大島海峡で撮影された新種の「ニゲミズチンアナゴ」の群れ=藤井琢磨氏提供

 奄美大島と加計呂麻島を隔てる大島海峡で2016年に採取されたチンアナゴが、専門家の調査で新種だと分かった。台湾国立海洋生物博物館特別研究員の小枝圭太氏らが調査して標準和名を「ニゲミズチンアナゴ」と名付け、8日に発行されたニュージーランドの学術誌「Zootaxa」に新種記載論文を発表した。小枝氏らによると、奄美大島沿岸での魚類の新種確認は12年に同じく瀬戸内町で見つかったアマミホシゾラフグ以来とみられる。

 

 チンアナゴの仲間は温暖な海域を中心に世界中の砂泥底に生息する。これまでに17種類が確認されている。

 

 「ニゲミズチンアナゴ」は、体中に薄茶色の水玉模様があり、えらぶたの上には白い斑紋があるのが特徴。鹿児島大学国際島嶼(とうしょ)教育研究センター奄美分室特任助教の藤井琢磨氏が16年1月に大島海峡で写真を撮影し、「新種の可能性がある」と判断。
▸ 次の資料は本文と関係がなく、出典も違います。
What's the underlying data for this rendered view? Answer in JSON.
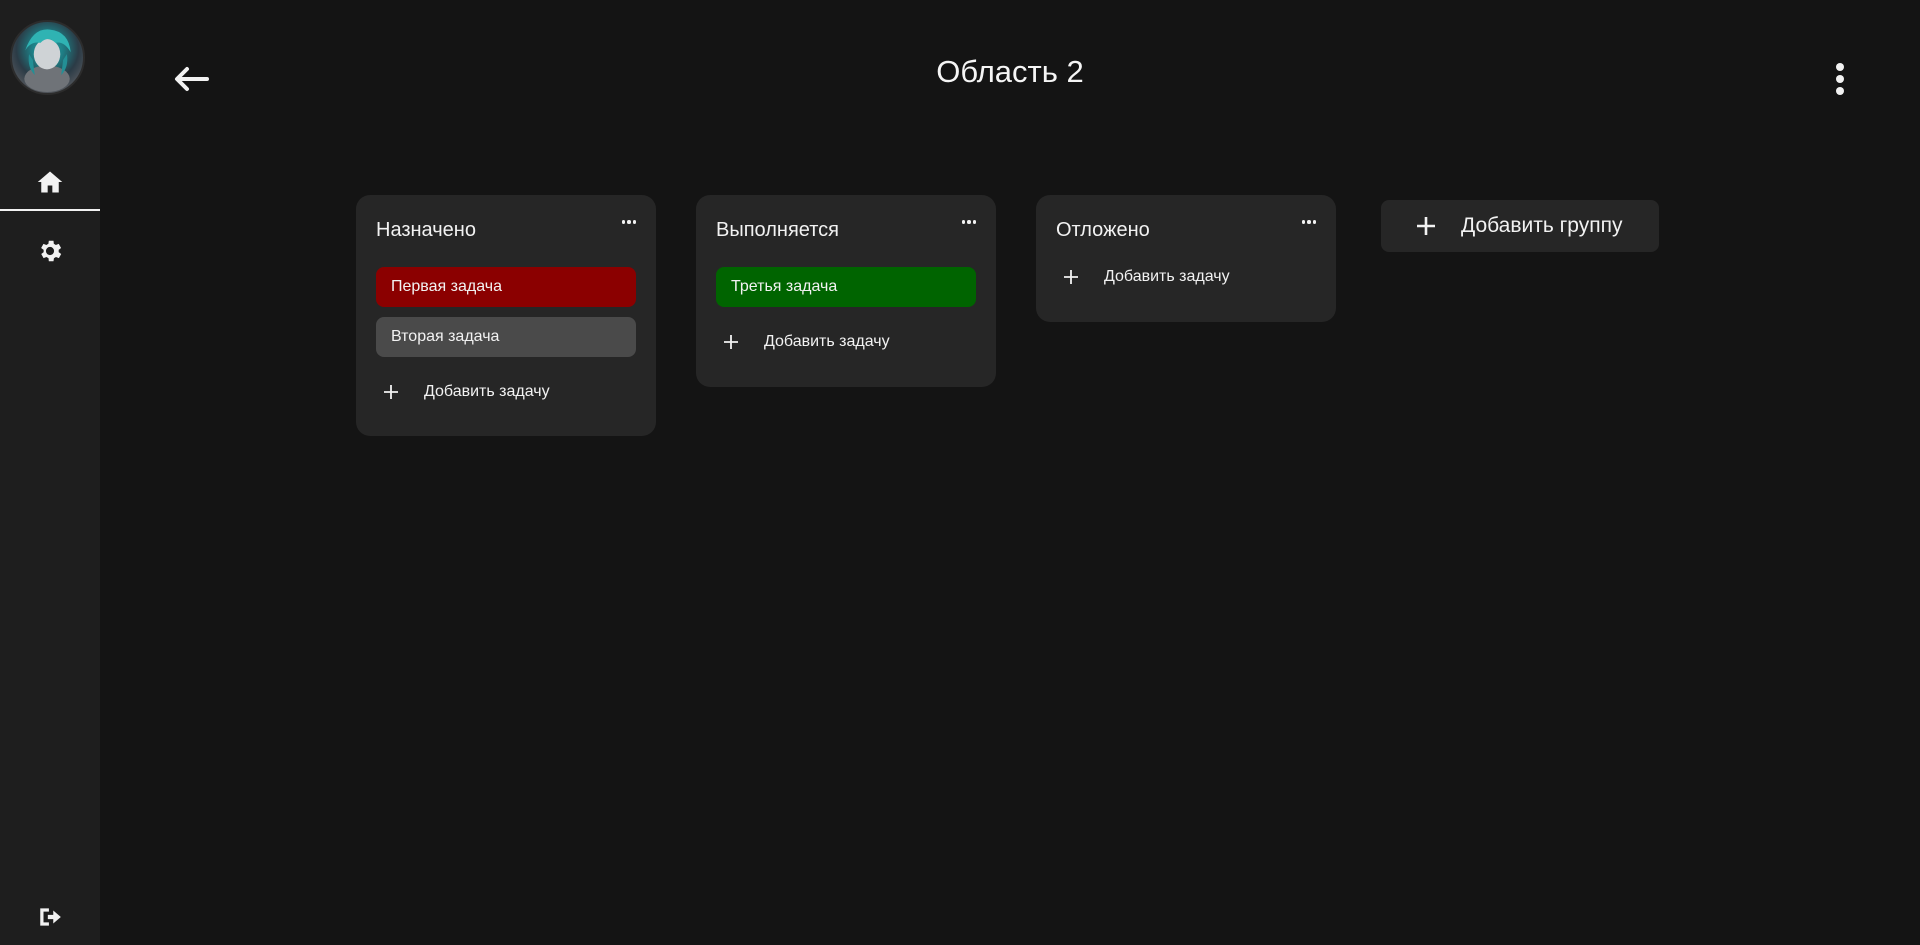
{
  "sidebar": {
    "avatar": "user-avatar",
    "items": [
      {
        "name": "home",
        "icon": "home-icon",
        "active": true
      },
      {
        "name": "settings",
        "icon": "gear-icon",
        "active": false
      }
    ],
    "logout_icon": "logout-icon"
  },
  "header": {
    "title": "Область 2",
    "back_icon": "arrow-left-icon",
    "menu_icon": "more-vertical-icon"
  },
  "groups": [
    {
      "title": "Назначено",
      "tasks": [
        {
          "label": "Первая задача",
          "color": "#8b0000"
        },
        {
          "label": "Вторая задача",
          "color": "#4a4a4a"
        }
      ],
      "add_task_label": "Добавить задачу"
    },
    {
      "title": "Выполняется",
      "tasks": [
        {
          "label": "Третья задача",
          "color": "#006400"
        }
      ],
      "add_task_label": "Добавить задачу"
    },
    {
      "title": "Отложено",
      "tasks": [],
      "add_task_label": "Добавить задачу"
    }
  ],
  "add_group_label": "Добавить группу",
  "colors": {
    "background": "#141414",
    "sidebar": "#1e1e1e",
    "card": "#262626",
    "text": "#f2f2f2"
  }
}
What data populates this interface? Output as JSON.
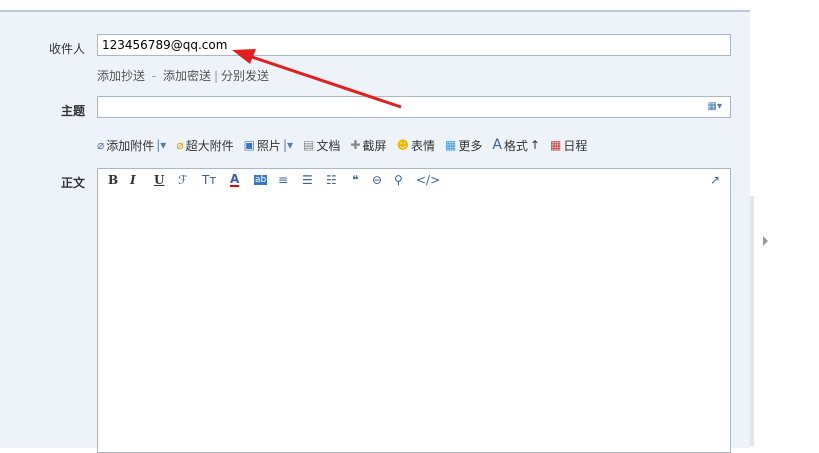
{
  "recipient": {
    "label": "收件人",
    "value": "123456789@qq.com"
  },
  "cc_links": {
    "cc": "添加抄送",
    "sep1": " - ",
    "bcc": "添加密送",
    "sep2": "|",
    "separate": "分别发送"
  },
  "subject": {
    "label": "主题",
    "value": ""
  },
  "attach_toolbar": [
    {
      "icon": "paperclip-icon",
      "label": "添加附件",
      "dropdown": "|▾"
    },
    {
      "icon": "large-attachment-icon",
      "label": "超大附件"
    },
    {
      "icon": "photo-icon",
      "label": "照片",
      "dropdown": "|▾"
    },
    {
      "icon": "document-icon",
      "label": "文档"
    },
    {
      "icon": "screenshot-icon",
      "label": "截屏"
    },
    {
      "icon": "emoji-icon",
      "label": "表情"
    },
    {
      "icon": "more-icon",
      "label": "更多"
    },
    {
      "icon": "format-icon",
      "label": "格式",
      "suffix": "↑"
    },
    {
      "icon": "calendar-icon",
      "label": "日程"
    }
  ],
  "body": {
    "label": "正文"
  },
  "editor_toolbar": {
    "bold": "B",
    "italic": "I",
    "underline": "U",
    "font": "ℱ",
    "size": "Tт",
    "color": "A",
    "bgcolor": "ab",
    "align": "≡",
    "list": "☰",
    "indent": "☷",
    "quote": "❝",
    "link": "⊖",
    "clear": "⚲",
    "html": "</>",
    "expand": "↗"
  },
  "colors": {
    "accent": "#e02020",
    "link": "#333333",
    "panel": "#eef3f9",
    "border": "#a9b8c8"
  }
}
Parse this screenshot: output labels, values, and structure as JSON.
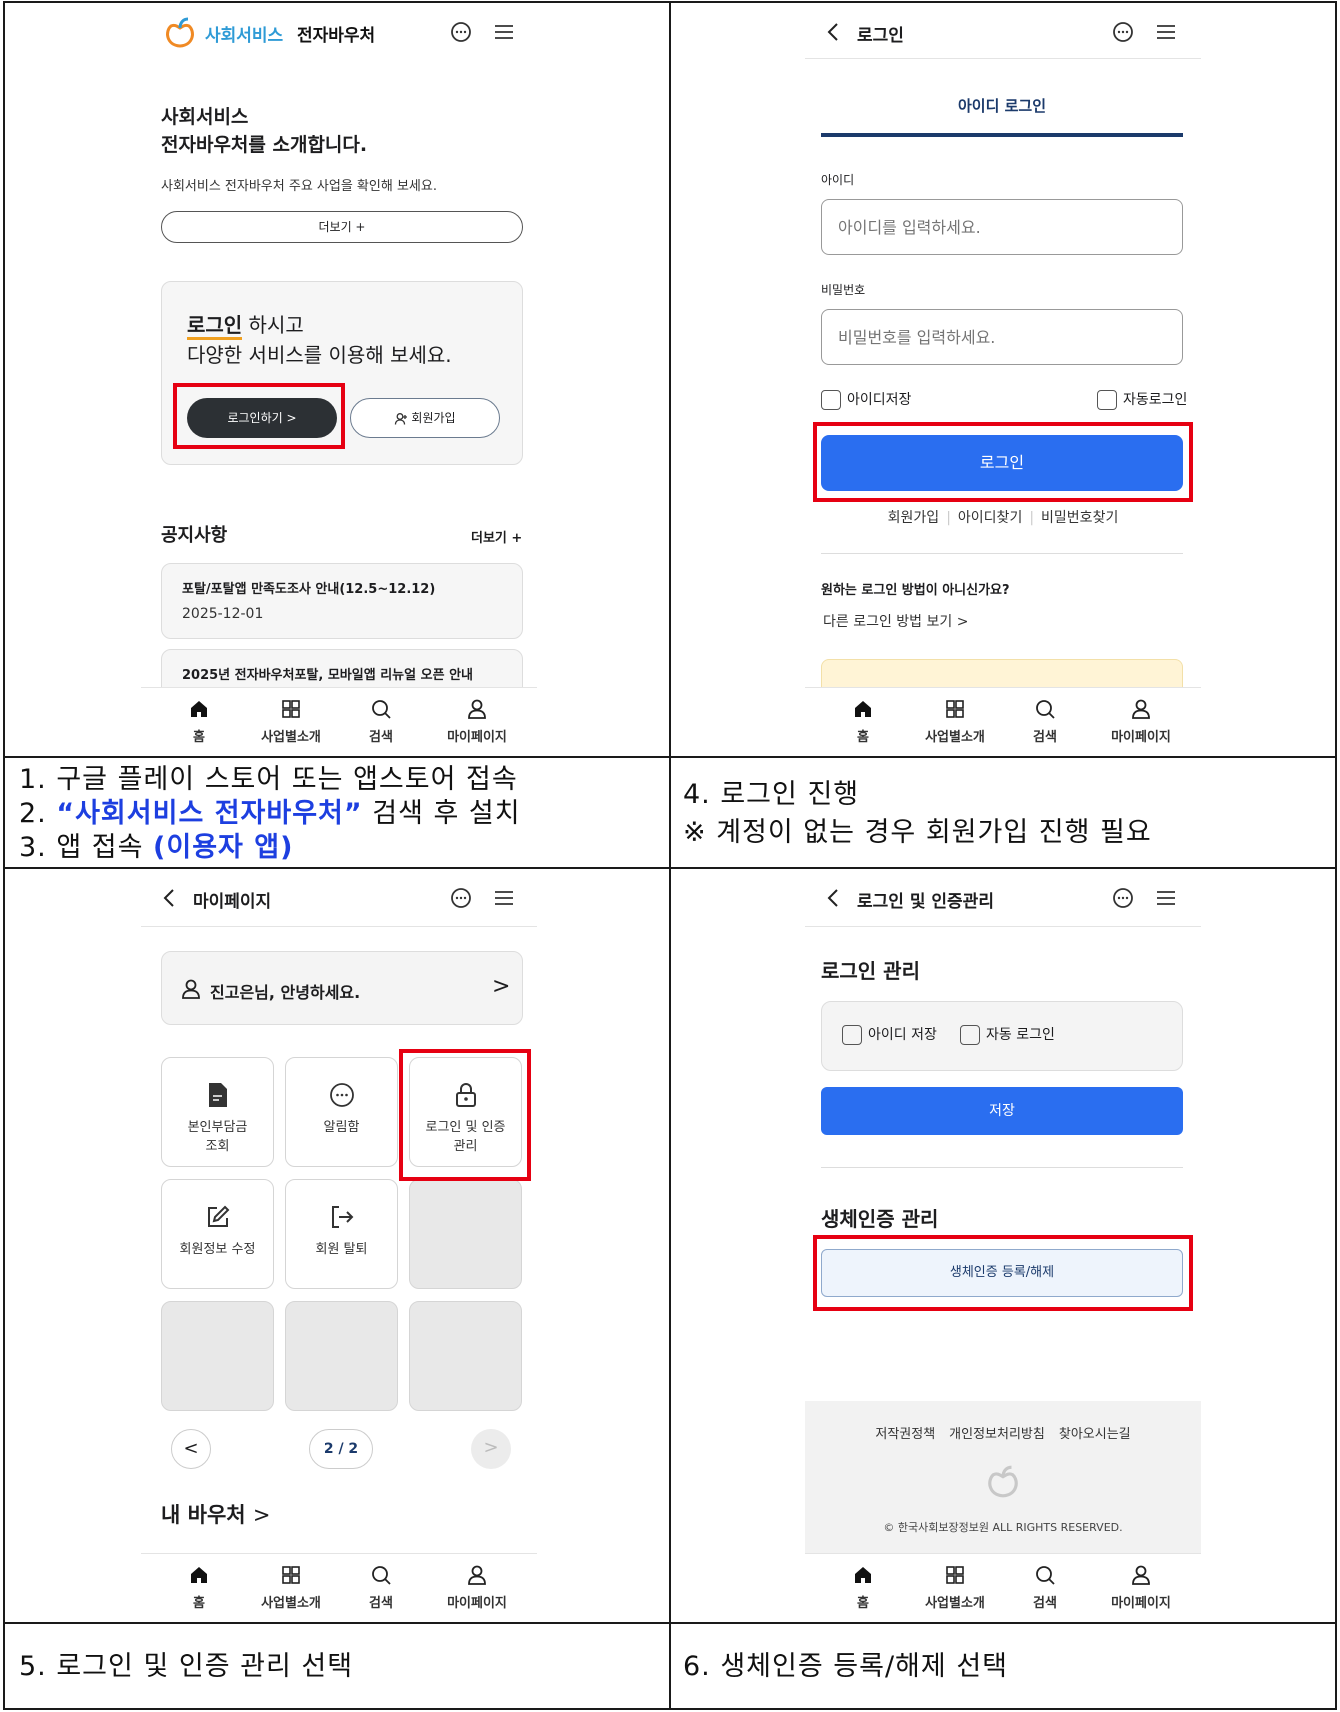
{
  "screen1": {
    "brand_blue": "사회서비스",
    "brand_dark": "전자바우처",
    "intro_line1": "사회서비스",
    "intro_line2": "전자바우처를 소개합니다.",
    "intro_desc": "사회서비스 전자바우처 주요 사업을 확인해 보세요.",
    "more_button": "더보기 +",
    "login_highlight": "로그인",
    "login_text1": " 하시고",
    "login_text2": "다양한 서비스를 이용해 보세요.",
    "login_button": "로그인하기 >",
    "signup_button": "회원가입",
    "notice_title": "공지사항",
    "notice_more": "더보기 +",
    "notices": [
      {
        "title": "포탈/포탈앱 만족도조사 안내(12.5~12.12)",
        "date": "2025-12-01"
      },
      {
        "title": "2025년 전자바우처포탈, 모바일앱 리뉴얼 오픈 안내",
        "date": ""
      }
    ]
  },
  "screen2": {
    "title": "로그인",
    "tab": "아이디 로그인",
    "id_label": "아이디",
    "id_placeholder": "아이디를 입력하세요.",
    "pw_label": "비밀번호",
    "pw_placeholder": "비밀번호를 입력하세요.",
    "save_id": "아이디저장",
    "auto_login": "자동로그인",
    "login_button": "로그인",
    "link_signup": "회원가입",
    "link_findid": "아이디찾기",
    "link_findpw": "비밀번호찾기",
    "alt_title": "원하는 로그인 방법이 아니신가요?",
    "alt_link": "다른 로그인 방법 보기"
  },
  "screen3": {
    "title": "마이페이지",
    "greeting": "진고은님, 안녕하세요.",
    "tiles": [
      "본인부담금\n조회",
      "알림함",
      "로그인 및 인증\n관리",
      "회원정보 수정",
      "회원 탈퇴"
    ],
    "tile_1a": "본인부담금",
    "tile_1b": "조회",
    "tile_2": "알림함",
    "tile_3a": "로그인 및 인증",
    "tile_3b": "관리",
    "tile_4": "회원정보 수정",
    "tile_5": "회원 탈퇴",
    "pager": "2 / 2",
    "voucher": "내 바우처"
  },
  "screen4": {
    "title": "로그인 및 인증관리",
    "login_mgmt": "로그인 관리",
    "save_id": "아이디 저장",
    "auto_login": "자동 로그인",
    "save_button": "저장",
    "bio_title": "생체인증 관리",
    "bio_button": "생체인증 등록/해제",
    "footer_links": [
      "저작권정책",
      "개인정보처리방침",
      "찾아오시는길"
    ],
    "copyright": "© 한국사회보장정보원 ALL RIGHTS RESERVED."
  },
  "nav": {
    "home": "홈",
    "business": "사업별소개",
    "search": "검색",
    "mypage": "마이페이지"
  },
  "steps": {
    "s1": "1. 구글 플레이 스토어 또는 앱스토어 접속",
    "s2_num": "2. ",
    "s2_blue": "“사회서비스 전자바우처”",
    "s2_rest": " 검색 후 설치",
    "s3_pre": "3. 앱 접속 ",
    "s3_blue": "(이용자 앱)",
    "s4": "4. 로그인 진행",
    "s4_note": "※ 계정이 없는 경우 회원가입 진행 필요",
    "s5": "5. 로그인 및 인증 관리 선택",
    "s6": "6. 생체인증 등록/해제 선택"
  },
  "colors": {
    "primary_blue": "#2a6ef0",
    "navy": "#1b3a6b",
    "brand_blue": "#2f9bd6",
    "highlight": "#e60012"
  }
}
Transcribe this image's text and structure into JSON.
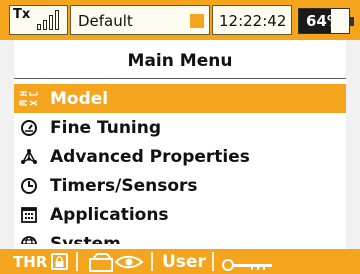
{
  "status": {
    "tx_label": "Tx",
    "tx_sub": "",
    "signal_bars": 4,
    "model_name": "Default",
    "time": "12:22:42",
    "battery_percent": "64%",
    "battery_level": 0.64
  },
  "page": {
    "title": "Main Menu"
  },
  "menu": {
    "items": [
      {
        "label": "Model",
        "icon": "model-icon",
        "selected": true
      },
      {
        "label": "Fine Tuning",
        "icon": "gauge-icon",
        "selected": false
      },
      {
        "label": "Advanced Properties",
        "icon": "network-icon",
        "selected": false
      },
      {
        "label": "Timers/Sensors",
        "icon": "clock-icon",
        "selected": false
      },
      {
        "label": "Applications",
        "icon": "grid-icon",
        "selected": false
      },
      {
        "label": "System",
        "icon": "globe-icon",
        "selected": false
      }
    ]
  },
  "bottom": {
    "thr_label": "THR",
    "lock_icon": "lock-icon",
    "eye_icon": "eye-icon",
    "user_label": "User",
    "key_icon": "key-icon"
  },
  "colors": {
    "accent": "#f4a51d",
    "text": "#111111"
  }
}
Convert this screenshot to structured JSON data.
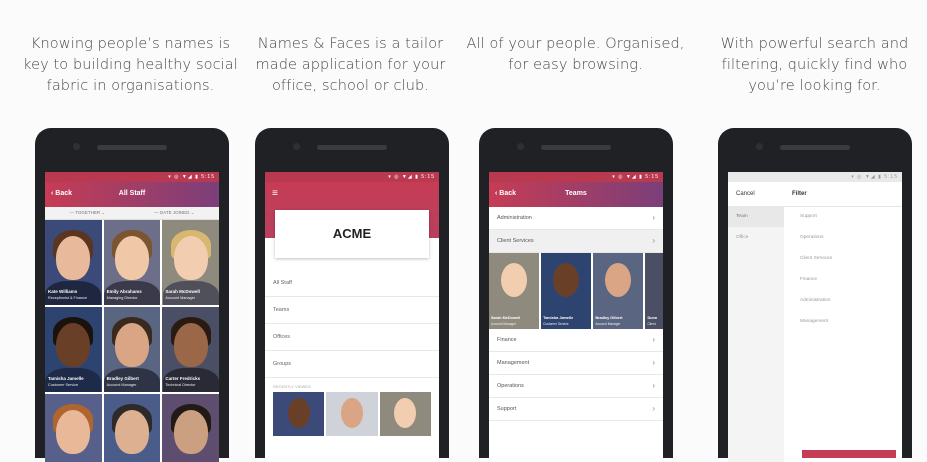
{
  "panels": [
    {
      "caption": "Knowing people’s names is\nkey to building healthy social\nfabric in organisations."
    },
    {
      "caption": "Names & Faces is a tailor\nmade application for your\noffice, school or club."
    },
    {
      "caption": "All of your people. Organised,\nfor easy browsing."
    },
    {
      "caption": "With powerful search and\nfiltering, quickly find who\nyou’re looking for."
    }
  ],
  "status": "▾ ◎ ▼◢ ▮ 5:15",
  "screen1": {
    "back": "‹ Back",
    "title": "All Staff",
    "sort_left": "— TOGETHER ⌄",
    "sort_right": "— DATE JOINED ⌄",
    "people": [
      {
        "name": "Kate Williams",
        "role": "Receptionist & Finance"
      },
      {
        "name": "Emily Abrahams",
        "role": "Managing Director"
      },
      {
        "name": "Sarah McDowell",
        "role": "Account Manager"
      },
      {
        "name": "Tamisha Jamelle",
        "role": "Customer Service"
      },
      {
        "name": "Bradley Gilbert",
        "role": "Account Manager"
      },
      {
        "name": "Carter Fredricks",
        "role": "Technical Director"
      },
      {
        "name": "",
        "role": ""
      },
      {
        "name": "",
        "role": ""
      },
      {
        "name": "",
        "role": ""
      }
    ]
  },
  "screen2": {
    "menu_icon": "≡",
    "brand": "ACME",
    "items": [
      "All Staff",
      "Teams",
      "Offices",
      "Groups"
    ],
    "section": "RECENTLY VIEWED"
  },
  "screen3": {
    "back": "‹ Back",
    "title": "Teams",
    "teams_top": [
      "Administration",
      "Client Services"
    ],
    "faces": [
      {
        "name": "Sarah McDowell",
        "role": "Account Manager"
      },
      {
        "name": "Tamisha Jamelle",
        "role": "Customer Service"
      },
      {
        "name": "Bradley Gilbert",
        "role": "Account Manager"
      },
      {
        "name": "Dunn",
        "role": "Client"
      }
    ],
    "teams_bottom": [
      "Finance",
      "Management",
      "Operations",
      "Support"
    ]
  },
  "screen4": {
    "cancel": "Cancel",
    "title": "Filter",
    "left": [
      "Team",
      "Office"
    ],
    "right": [
      "Support",
      "Operations",
      "Client Services",
      "Finance",
      "Administration",
      "Management"
    ]
  },
  "colors": {
    "accent": "#c63c54",
    "accent2": "#7b3f7a"
  }
}
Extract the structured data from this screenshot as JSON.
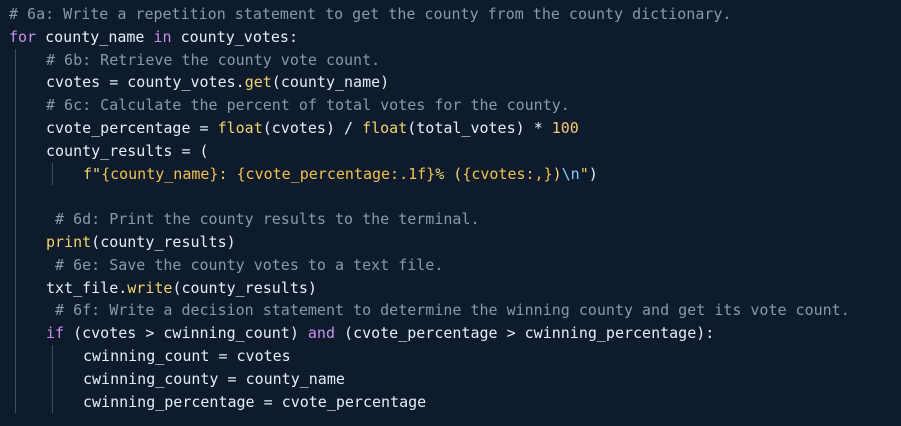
{
  "code_lines": [
    {
      "indent": 0,
      "kind": "comment",
      "text": "# 6a: Write a repetition statement to get the county from the county dictionary."
    },
    {
      "indent": 0,
      "kind": "code",
      "text": "for county_name in county_votes:"
    },
    {
      "indent": 1,
      "kind": "comment",
      "text": "# 6b: Retrieve the county vote count."
    },
    {
      "indent": 1,
      "kind": "code",
      "text": "cvotes = county_votes.get(county_name)"
    },
    {
      "indent": 1,
      "kind": "comment",
      "text": "# 6c: Calculate the percent of total votes for the county."
    },
    {
      "indent": 1,
      "kind": "code",
      "text": "cvote_percentage = float(cvotes) / float(total_votes) * 100"
    },
    {
      "indent": 1,
      "kind": "code",
      "text": "county_results = ("
    },
    {
      "indent": 2,
      "kind": "code",
      "text": "f\"{county_name}: {cvote_percentage:.1f}% ({cvotes:,})\\n\")"
    },
    {
      "indent": 1,
      "kind": "blank",
      "text": ""
    },
    {
      "indent": 1,
      "kind": "comment",
      "text": " # 6d: Print the county results to the terminal."
    },
    {
      "indent": 1,
      "kind": "code",
      "text": "print(county_results)"
    },
    {
      "indent": 1,
      "kind": "comment",
      "text": " # 6e: Save the county votes to a text file."
    },
    {
      "indent": 1,
      "kind": "code",
      "text": "txt_file.write(county_results)"
    },
    {
      "indent": 1,
      "kind": "comment",
      "text": " # 6f: Write a decision statement to determine the winning county and get its vote count."
    },
    {
      "indent": 1,
      "kind": "code",
      "text": "if (cvotes > cwinning_count) and (cvote_percentage > cwinning_percentage):"
    },
    {
      "indent": 2,
      "kind": "code",
      "text": "cwinning_count = cvotes"
    },
    {
      "indent": 2,
      "kind": "code",
      "text": "cwinning_county = county_name"
    },
    {
      "indent": 2,
      "kind": "code",
      "text": "cwinning_percentage = cvote_percentage"
    }
  ],
  "colors": {
    "background": "#0d1b2d",
    "comment": "#8a98aa",
    "keyword": "#c792ea",
    "identifier": "#e8edf5",
    "function": "#f2d36b",
    "number": "#f8c875",
    "escape": "#7fd3ff",
    "indent_guide": "#3d4f66"
  }
}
小枝氏らとともに現地調査を続け、同年11月11日に水深約30メートルの海底で個体採取に成功した。

 

 論文の主筆を務めた小枝氏によると、採取した個体は体長約70センチ。他種の2倍近くあり、模様だけでなく、ひれや骨格の形態などもこれまでに確認されているチンアナゴと違い、新種であることが分かった。

 

 ニゲミズチンアナゴの和名は、遠くからはゆらゆらと揺れる蜃気楼(しんきろう)の一種「逃げ水」のように見え、近づくと姿を消すことが由来という。小枝氏は「チンアナゴの中ではかなり大型。非常に神経質で警戒心が強く、近づくとすぐに海底の巣穴に逃げ込む。20回も現地調査を行ったが、採取に成功したのは1個体だけ」と説明した。

 

 藤井氏は「研究者やダイバーが世界中で撮影したチンアナゴの写真を調べた結果、(ニゲミズチンアナゴが)沖縄県宮古島やフィリピン、インドネシアなどにも分布している可能性があることも分かった」と話した上で、「群れが確認されたのは奄美大島沿岸だけで、生態など未知の部分も多い。今後も奄美の海から面白い生物が発見される可能性がある」と期待した。